- Episode no.: Season 2 Episode 19
- Directed by: Cliff Bole
- Written by: Kenneth Biller
- Production code: 136
- Original air date: February 26, 1996

Guest appearances
- Susan Diol - Danara Pel; Raphael Sbarge - Michael Jonas; Martha Hackett - Seska; Michael Spound - Lorrum; Rick Gianasi - Gigolo;

Episode chronology
| ← Previous "Death Wish" | Next → "Investigations" |
- Star Trek: Voyager season 2

= Lifesigns (Star Trek: Voyager) =

"Lifesigns" is the 35th episode of Star Trek: Voyager, the 19th episode of the second season. It has an average fan rating of 4.2/5 on the official Star Trek website as of September, 2009.

Set in the 24th century, the series follows the adventures of the Federation starship Voyager during its journey home to Earth, having been stranded tens of thousands of light-years away. The episode centers on a Vidiian woman whom the Doctor works to save.

This episode was previously known as "Untitled Doctor" and "Magnetism". The finally adopted title has a dual meaning: the lifesigns the Doctor finds in the body of Danara, the Vidiian woman, and his own growing self-awareness as a sentient life form through the experience of romance.

Actress Susan Diol guest stars as the alien woman Denara Pel.

The episode aired on UPN on February 26, 1996.

==Plot==
Paris arrives late to the bridge as a distress call is picked up.
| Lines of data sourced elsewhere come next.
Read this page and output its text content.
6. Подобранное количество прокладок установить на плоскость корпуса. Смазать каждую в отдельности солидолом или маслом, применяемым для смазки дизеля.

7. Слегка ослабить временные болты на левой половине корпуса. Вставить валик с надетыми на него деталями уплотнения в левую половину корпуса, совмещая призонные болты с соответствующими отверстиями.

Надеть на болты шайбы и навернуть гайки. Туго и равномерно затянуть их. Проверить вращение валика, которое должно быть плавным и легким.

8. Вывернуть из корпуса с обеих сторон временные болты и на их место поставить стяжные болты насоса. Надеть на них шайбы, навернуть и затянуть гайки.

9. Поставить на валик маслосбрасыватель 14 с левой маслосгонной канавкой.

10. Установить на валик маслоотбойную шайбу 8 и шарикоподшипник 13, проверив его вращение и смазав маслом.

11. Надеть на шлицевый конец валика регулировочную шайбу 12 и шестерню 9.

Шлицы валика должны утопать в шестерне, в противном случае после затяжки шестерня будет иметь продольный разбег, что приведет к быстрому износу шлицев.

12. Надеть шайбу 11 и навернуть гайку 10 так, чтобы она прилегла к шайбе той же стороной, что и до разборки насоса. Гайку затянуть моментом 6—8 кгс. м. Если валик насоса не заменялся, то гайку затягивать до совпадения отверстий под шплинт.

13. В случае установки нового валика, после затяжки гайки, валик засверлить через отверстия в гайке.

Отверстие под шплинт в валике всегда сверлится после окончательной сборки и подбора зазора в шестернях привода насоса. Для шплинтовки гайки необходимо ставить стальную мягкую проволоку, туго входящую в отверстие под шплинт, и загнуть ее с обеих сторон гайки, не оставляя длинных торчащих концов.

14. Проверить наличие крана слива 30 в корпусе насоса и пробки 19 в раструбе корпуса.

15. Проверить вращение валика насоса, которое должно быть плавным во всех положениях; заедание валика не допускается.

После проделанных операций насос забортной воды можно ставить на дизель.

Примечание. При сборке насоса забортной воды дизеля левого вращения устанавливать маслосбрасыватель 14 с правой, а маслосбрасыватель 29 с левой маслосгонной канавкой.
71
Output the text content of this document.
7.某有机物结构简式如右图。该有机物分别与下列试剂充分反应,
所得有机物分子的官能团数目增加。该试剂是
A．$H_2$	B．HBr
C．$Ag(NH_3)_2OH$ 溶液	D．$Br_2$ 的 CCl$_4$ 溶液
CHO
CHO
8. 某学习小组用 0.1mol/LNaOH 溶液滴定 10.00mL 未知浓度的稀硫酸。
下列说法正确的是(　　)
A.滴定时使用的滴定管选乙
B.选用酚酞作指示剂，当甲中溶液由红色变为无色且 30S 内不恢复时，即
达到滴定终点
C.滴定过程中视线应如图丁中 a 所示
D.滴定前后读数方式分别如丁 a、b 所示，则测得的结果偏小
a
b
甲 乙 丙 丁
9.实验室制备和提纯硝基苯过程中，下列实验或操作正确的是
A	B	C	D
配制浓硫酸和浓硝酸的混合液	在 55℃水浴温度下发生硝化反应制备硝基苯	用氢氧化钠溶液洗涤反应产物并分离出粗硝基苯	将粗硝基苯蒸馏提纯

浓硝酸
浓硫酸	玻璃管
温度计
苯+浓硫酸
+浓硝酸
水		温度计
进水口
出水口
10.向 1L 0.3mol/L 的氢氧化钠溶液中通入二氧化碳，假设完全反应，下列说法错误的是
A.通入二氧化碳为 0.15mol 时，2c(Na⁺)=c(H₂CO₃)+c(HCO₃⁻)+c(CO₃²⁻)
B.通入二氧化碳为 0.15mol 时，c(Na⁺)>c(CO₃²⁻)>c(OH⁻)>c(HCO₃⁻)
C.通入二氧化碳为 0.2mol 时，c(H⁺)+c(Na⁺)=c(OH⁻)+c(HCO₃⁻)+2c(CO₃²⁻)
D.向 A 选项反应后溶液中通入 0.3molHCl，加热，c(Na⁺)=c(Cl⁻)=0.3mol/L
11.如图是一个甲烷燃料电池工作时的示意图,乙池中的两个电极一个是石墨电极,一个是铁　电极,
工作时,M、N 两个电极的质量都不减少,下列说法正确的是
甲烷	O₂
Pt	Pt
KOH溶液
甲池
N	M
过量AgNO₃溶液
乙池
Voyager beams aboard the dying body of a Vidiian woman. The Doctor works to save her in Sickbay. Finding that she has a neural interface which can store her consciousness, he creates a holographic body of her to assist him; a hologram which looks and acts the way she would if she were healthy. Her name is Danara Pel and she is a physician, ready and able to help heal the disease-ravaged body on the bed. Voyager detects and sets course for a Vidiian colony where they can drop off Pel. The Doctor soon realizes he is falling in love with Dr. Pel, but has trouble sorting out his feelings toward the vibrant hologram and the real, dying patient. Kes and Paris assist the Doctor with these feelings and, with the help of one of Paris' romantic holo-programs (a '57 Chevy parked on a hill overlooking a Mars colony), Dr. Pel and the Doctor share their first kiss.

As part of the Doctor's plan to treat her, he requests a small sample of B'Elanna Torres' brain tissue to use as a graft; Klingon DNA has been shown to be resistant to the Phage. Torres is initially outraged at the suggestion, still traumatized by her treatment by the Vidiians, but she soon relents upon meeting Dr. Pel's hologram in Sickbay. The Doctor administers the graft but later discovers the body is rejecting it due to an improperly administered chemical. The Doctor first accuses Kes of making a mistake before starting to alert Lieutenant Tuvok of an attempted murder, but Pel stops him. She admits she injected the chemical in an attempt to kill her own diseased body, even knowing it will kill her holographic self as well, as she cannot bear to return to the way she used to be. The Doctor and Pel argue over whether or not to save her life, and the Doctor finally convinces her that he does not care what she looks like, and that they would have more time together than if she were to die.

Following the procedure, Pel meets the Doctor at Sandrine's on the Holodeck, where he had taken her previously. Back in her grafted and scarred physical body, she approaches him apprehensively. The Doctor merely smiles and takes her in his arms, and the two dance.

A small subplot in this episode involves Tom Paris' increased insubordination and overall lack of discipline, coming to a head as Chakotay relieves him of duty after becoming fed up with his behavior. After Paris pushes Chakotay to the floor during an argument, Captain Janeway asks Tuvok to place Paris in the brig. This storyline would resolve in the following episode "Investigations".

== Reception and viewing guides ==
In 2017, Den of Geek included this episode, along with "Meld", "Death Wish", and "Deadlock" from Season 2, for their abbreviated viewing guide for Star Trek: Voyager.

In 2017, Den of Geek ranked actress Susan Diol as Denara Pel as the 4th best guest star on Star Trek: Voyager, for her acting performance in this episode and "Resolutions" (S 2: Ep 25).

In 2021, SyFy said this was a "rewarding episode" for Torres, and it explores anger and forgiveness.